Die Kostenentscheidung folgt aus § 154 Abs. 1 VwGO. Die Streitwertentscheidung beruht auf §§ 53 Abs. 2, 52 Abs. 1 GKG.
Rechtsmittelbelehrung
Gegen die Entscheidung über den Antrag auf Gewährung vorläufigen Rechtsschutzes kann innerhalb von zwei Wochen nach Bekanntgabe der Entscheidung bei dem Verwaltungsgericht Köln (Appellhofplatz, 50667 Köln oder Postfach 10 37 44, 50477 Köln) schriftlich Beschwerde eingelegt werden, über die das Oberverwaltungsgericht für das Land Nordrhein-Westfalen in Münster entscheidet. Die Beschwerdefrist ist auch gewahrt, wenn die Beschwerde innerhalb der Frist eingeht bei dem Oberverwaltungsgericht für das Land Nordrhein-Westfalen, Aegidiikirchplatz 5, 48143 Münster oder Postfach 6309, 48033 Münster. Die Beschwerde ist innerhalb eines Monats nach Bekanntgabe der Entscheidung zu begründen. Die Begründung ist, sofern sie nicht bereits mit der Beschwerde vorgelegt worden ist, bei dem Oberverwaltungsgericht schriftlich einzureichen. Sie muss einen bestimmten Antrag enthalten, die Gründe darlegen, aus denen die Entscheidung abzuändern oder aufzuheben ist, und sich mit der angefochtenen Entscheidung auseinander setzen.

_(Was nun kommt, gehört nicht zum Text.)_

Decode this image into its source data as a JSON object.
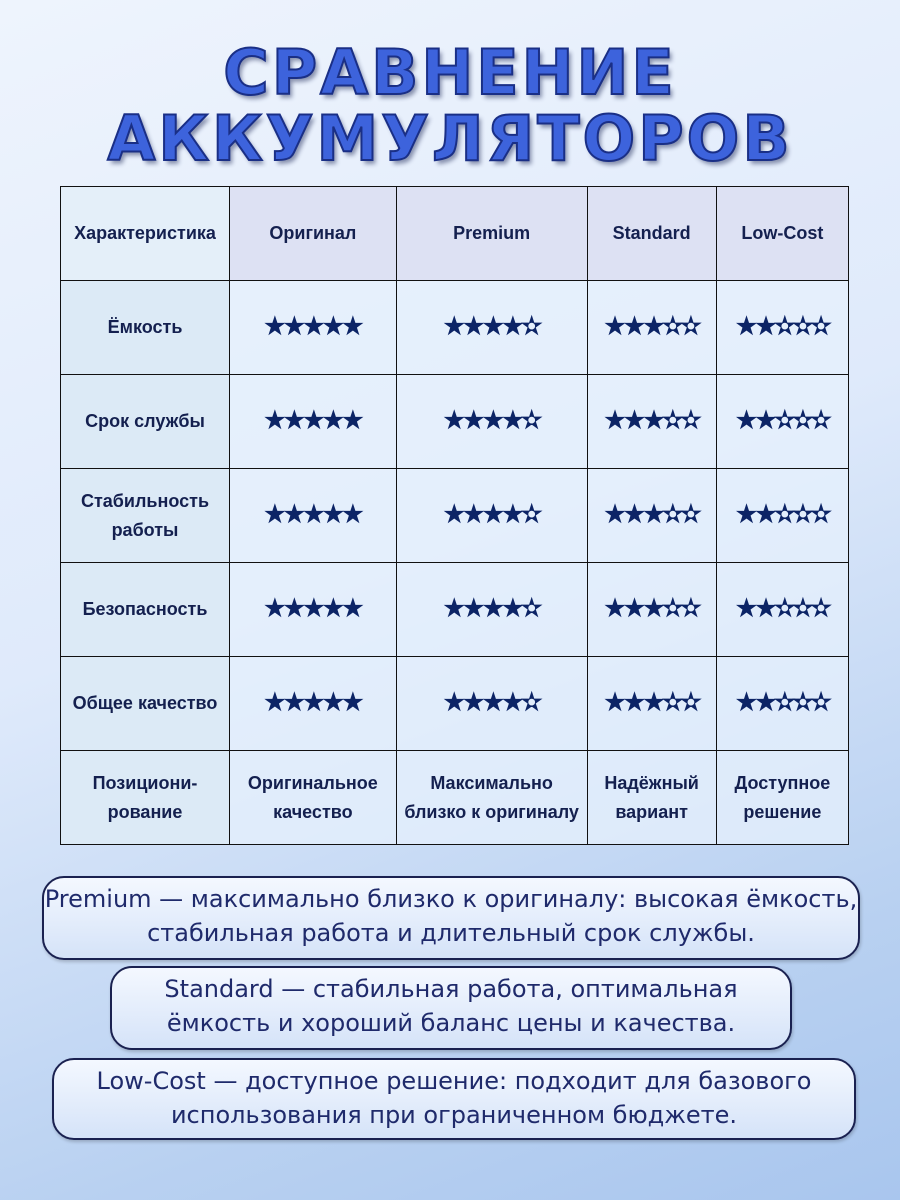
{
  "title": [
    "СРАВНЕНИЕ",
    "АККУМУЛЯТОРОВ"
  ],
  "table": {
    "headers": [
      "Характеристика",
      "Оригинал",
      "Premium",
      "Standard",
      "Low-Cost"
    ],
    "rating_rows": [
      {
        "label": "Ёмкость",
        "ratings": [
          5,
          4,
          3,
          2
        ]
      },
      {
        "label": "Срок службы",
        "ratings": [
          5,
          4,
          3,
          2
        ]
      },
      {
        "label": "Стабильность работы",
        "ratings": [
          5,
          4,
          3,
          2
        ]
      },
      {
        "label": "Безопасность",
        "ratings": [
          5,
          4,
          3,
          2
        ]
      },
      {
        "label": "Общее качество",
        "ratings": [
          5,
          4,
          3,
          2
        ]
      }
    ],
    "rating_max": 5,
    "position_row": {
      "label": "Позициони-рование",
      "values": [
        "Оригинальное качество",
        "Максимально близко к оригиналу",
        "Надёжный вариант",
        "Доступное решение"
      ]
    }
  },
  "notes": [
    "Premium — максимально близко к оригиналу: высокая ёмкость, стабильная работа и длительный срок службы.",
    "Standard — стабильная работа, оптимальная ёмкость и хороший баланс цены и качества.",
    "Low-Cost — доступное решение: подходит для базового использования при ограниченном бюджете."
  ],
  "colors": {
    "title": "#3d63dc",
    "star": "#0c2466",
    "text": "#14204f"
  }
}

Die Beschwerde ist einzulegen und zu begründen durch einen Rechtsanwalt oder einen Rechtslehrer an einer staatlichen oder staatlich anerkannten Hochschule eines Mitgliedstaates der Europäischen Union, eines anderen Vertragsstaates des Abkommens über den Europäischen Wirtschaftsraum oder der Schweiz, der die Befähigung zum Richteramt besitzt, oder eine diesen gleichgestellte Person als Bevollmächtigten. Behörden und juristische Personen des öffentlichen Rechts einschließlich der von ihnen zur Erfüllung öffentlicher Aufgaben gebildeten Zusammenschlüsse können sich auch durch eigene Beschäftigte mit Befähigung zum Richteramt oder durch Beschäftigte mit Befähigung zum Richteramt anderer Behörden oder juristischer Personen des öffentlichen Rechts einschließlich der von ihnen zur Erfüllung ihrer öffentlichen Aufgaben gebildeten Zusammenschlüsse vertreten lassen. Auf die besonderen Regelungen in § 67 Abs. 4 Sätze 7 und 8 VwGO wird hingewiesen.
Die Entscheidung über die Kosten des Verfahrens ist nicht selbstständig anfechtbar.

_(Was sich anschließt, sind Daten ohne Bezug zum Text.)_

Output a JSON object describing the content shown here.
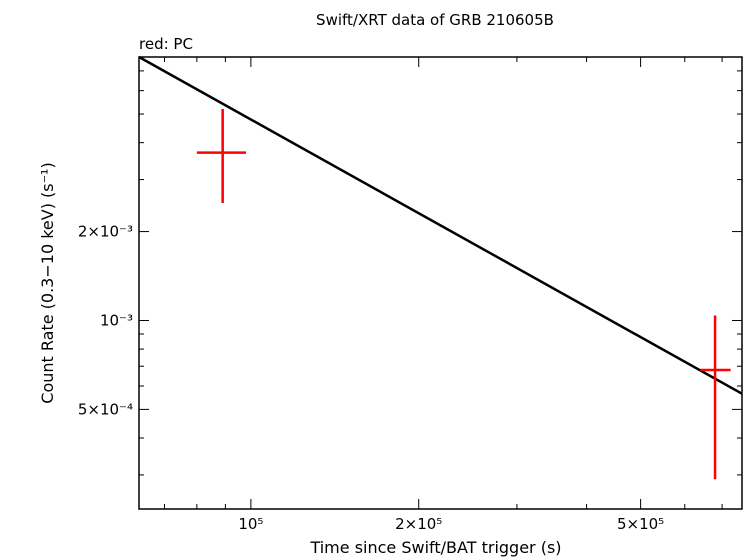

Gegen die Festsetzung des Streitwerts kann innerhalb von sechs Monaten, nachdem diese Entscheidung Rechtskraft erlangt oder das Verfahren sich anderweitig erledigt hat, bei dem Verwaltungsgericht Köln (Appellhofplatz, 50667 Köln oder Postfach 10 37 44, 50477 Köln) schriftlich oder zur Niederschrift des Urkundsbeamten der Geschäftsstelle Beschwerde eingelegt werden, über die das Oberverwaltungsgericht für das Land Nordrhein-Westfalen in Münster entscheidet, falls das Verwaltungsgericht ihr nicht abhilft. Hierfür besteht kein Vertretungszwang. Ist der Streitwert später als einen Monat vor Ablauf dieser Frist festgesetzt worden, kann die Beschwerde innerhalb eines Monats nach Zustellung oder formloser Mitteilung des Festsetzungsbeschlusses eingelegt werden. Die Beschwerde ist nur zulässig, wenn der Wert des Beschwerdegegenstandes dreihundert Euro übersteigt. Die Beschwerde findet auch statt, wenn sie das Gericht, das die Entscheidung erlassen hat, wegen der grundsätzlichen Bedeutung der zur Entscheidung stehenden Frage zulässt.